I feel like nearly everything (stories, books, TV, movies, all artistic mediums and forms, other artists, and colors, and shapes, etc.) influences my practice as an artist. The most essential piece of my creative process, though, which I also consider the most influential, are my long daily walks. This practice calms my mind and gives me time to process, imagine and concept. Observing wild things (plants, trees, animals, insects, etc.) while I am walking is also an integral part of my creative process. One of my favorite things about living (and growing up) in Atlanta has always been the little pockets of wildness in and around the city. They keep me feeling connected and there are an endless array of growing things and critters to observe that I find fascinating. The more difficult piece of this connection is witnessing the loss of natural environments and habitats in Atlanta (and the world)— especially over the last 5 years or so. This change in my landscape (and the global landscape) has really influenced and shaped my concepts and concerns as an artist as well.

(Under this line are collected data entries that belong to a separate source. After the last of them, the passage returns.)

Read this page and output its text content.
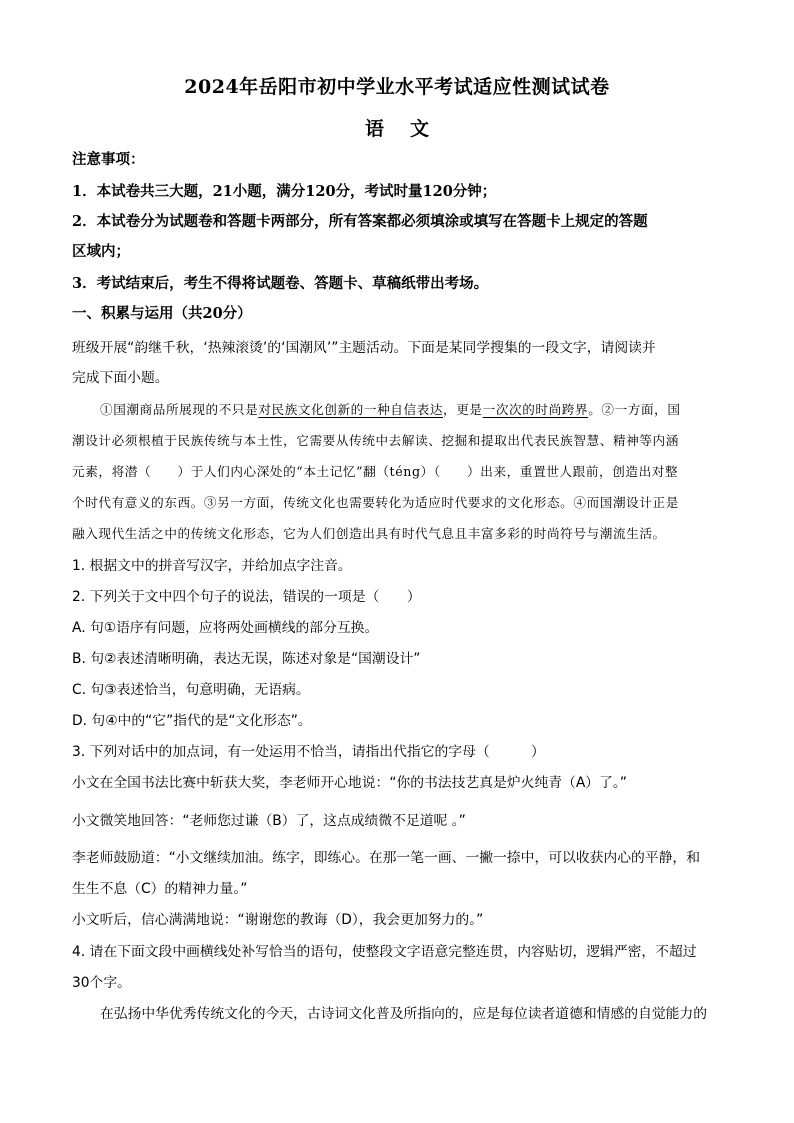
2024年岳阳市初中学业水平考试适应性测试试卷
语文
注意事项：
1．本试卷共三大题，21小题，满分120分，考试时量120分钟；
2．本试卷分为试题卷和答题卡两部分，所有答案都必须填涂或填写在答题卡上规定的答题
区域内；
3．考试结束后，考生不得将试题卷、答题卡、草稿纸带出考场。
一、积累与运用（共20分）
班级开展“韵继千秋，‘热辣滚烫’的‘国潮风’”主题活动。下面是某同学搜集的一段文字，请阅读并
完成下面小题。
①国潮商品所展现的不只是对民族文化创新的一种自信表达，更是一次次的时尚跨界。②一方面，国
潮设计必须根植于民族传统与本土性，它需要从传统中去解读、挖掘和提取出代表民族智慧、精神等内涵
元素，将潜（　　）于人们内心深处的“本土记忆”翻（téng）（　　）出来，重置世人跟前，创造出对整
个时代有意义的东西。③另一方面，传统文化也需要转化为适应时代要求的文化形态。④而国潮设计正是
融入现代生活之中的传统文化形态，它为人们创造出具有时代气息且丰富多彩的时尚符号与潮流生活。
1. 根据文中的拼音写汉字，并给加点字注音。
2. 下列关于文中四个句子的说法，错误的一项是（　　）
A. 句①语序有问题，应将两处画横线的部分互换。
B. 句②表述清晰明确，表达无误，陈述对象是“国潮设计”
C. 句③表述恰当，句意明确，无语病。
D. 句④中的“它”指代的是“文化形态”。
3. 下列对话中的加点词，有一处运用不恰当，请指出代指它的字母（　　　）
小文在全国书法比赛中斩获大奖，李老师开心地说：“你的书法技艺真是炉火纯青（A）了。”
小文微笑地回答：“老师您过谦（B）了，这点成绩微不足道呢 。”
李老师鼓励道：“小文继续加油。练字，即练心。在那一笔一画、一撇一捺中，可以收获内心的平静，和
生生不息（C）的精神力量。”
小文听后，信心满满地说：“谢谢您的教诲（D），我会更加努力的。”
4. 请在下面文段中画横线处补写恰当的语句，使整段文字语意完整连贯，内容贴切，逻辑严密，不超过
30个字。
在弘扬中华优秀传统文化的今天，古诗词文化普及所指向的，应是每位读者道德和情感的自觉能力的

Can you talk a little bit about what inspired your proposed installation for this year? And in what ways do you see your piece speaking to this year’s Illumine theme: trees?
Sitting right in the middle of so much change and development, Oakland is a natural respite— one of the little pockets of wildness inv Atlanta that I am so drawn to. The variety of flora and fauna found in its walls is always such a beautiful and welcome surprise. The constantly growing, changing, transforming environment within also feels symbolic for the changes and growth the cemetery itself has experienced through inspecting its own history and growing from realization, accountability and inclusion. No two walks at Oakland are ever the same. The trees are a huge part of the specialness of the cemetery. They are the living witnesses of so much of its history, and by providing homes for so many species, they are also an essential component in drawing the variety of wildlife found in the cemetery. I am always blown away by the bird species I observe while at Oakland as well. My project, a venture of wood veneer Phoenix illuminated from within, was inspired by all of these things and is an attempt to pay homage to the wildness, the trees and the transformation. I have modeled the flock of phoenix after the variety of hawks I have seen on my walks there. I am also making each bird from several different types of wood veneer as an appreciation for, and a symbol of, the incredible variety of trees in Oakland Cemetery.
What can viewers expect when visiting, observing, and interacting with your piece?
An intricately detailed flock of wood veneer phoenix. The design on each bird pays homage to the trees with a contrasting branch pattern under each bird’s wings and tails. My hope is that they will be beautiful to encounter during the day and then transform entirely, once night falls in the cemetery, into bright beings glowing with light.